Le plus grand magasin de produits liés aux animes dans le monde

Lors d’un beau dimanche après-midi en été, de jeunes femmes japonaises, tirant derrière elles des valises à roulettes, débarquent les unes après les autres depuis la sortie est de la gare d’Ikebukuro pour se diriger vers le centre commercial Sunshine City, tout proche. Leurs bagages, s’ils ne sont pas déjà remplis de vêtements de cosplay, sont laissés vides en prévision des virées shopping dans les nombreuses boutiques spécialisées du quartier.

À cinq minutes de la gare, une enseigne bleu ciel présente la succursale principale d’Animate, une boutique spécialisée connue dans tout le Japon pour ses articles d’animes et de mangas. Avec neuf étages et deux sous-sols, ainsi qu’un cinéma et un café, c’est le plus grand magasin de produits liés aux animes dans le monde.

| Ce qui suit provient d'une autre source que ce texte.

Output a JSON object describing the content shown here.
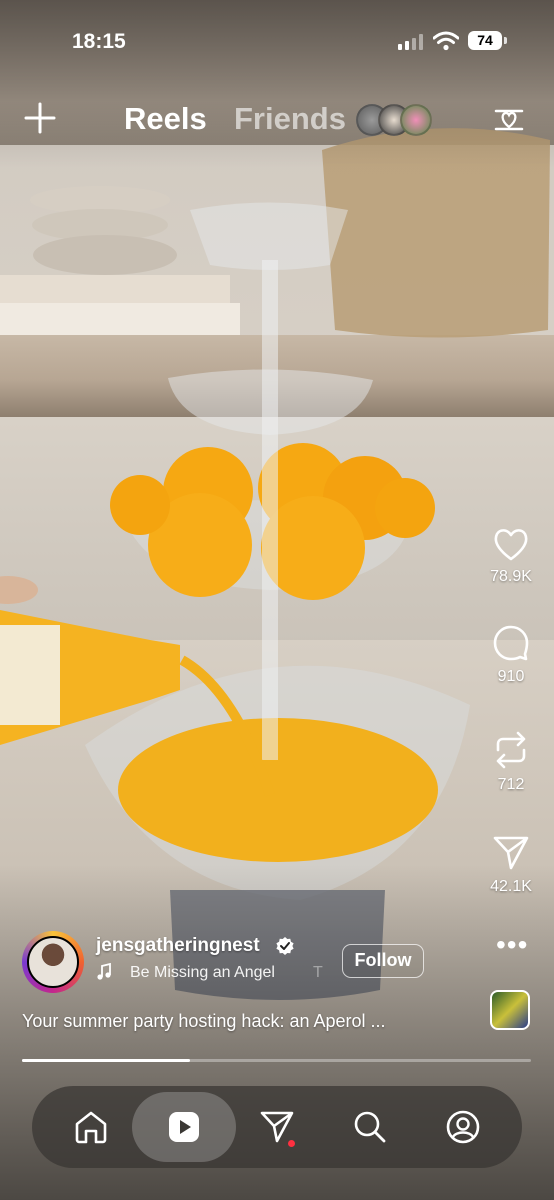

Animate se targue de compter environ 120 boutiques à l’heure actuelle Japon, mais celle d’Ikebukuro a ouvert en premier. Construite en 1983, elle se trouve dans une zone d’Ikebukuro aujourd’hui connue sous le nom d’Otome Road (« la route des demoiselles ») en raison de son association avec les jeunes femmes fans d’animes. Son ouverture a coïncidé avec la diffusion télévisée de deux séries animées majeures, Captain Tsubasa (Olive et Tom) et Magical Angel Creamy Mami, et le magasin s’est progressivement agrandi à mesure que les dessins animés ont gagné en popularité. Animate a déménagé à son emplacement actuel en 2012 et a célébré son quarantième anniversaire en 2023 avec une grande cérémonie d’ouverture à la suite de des travaux de rénovation.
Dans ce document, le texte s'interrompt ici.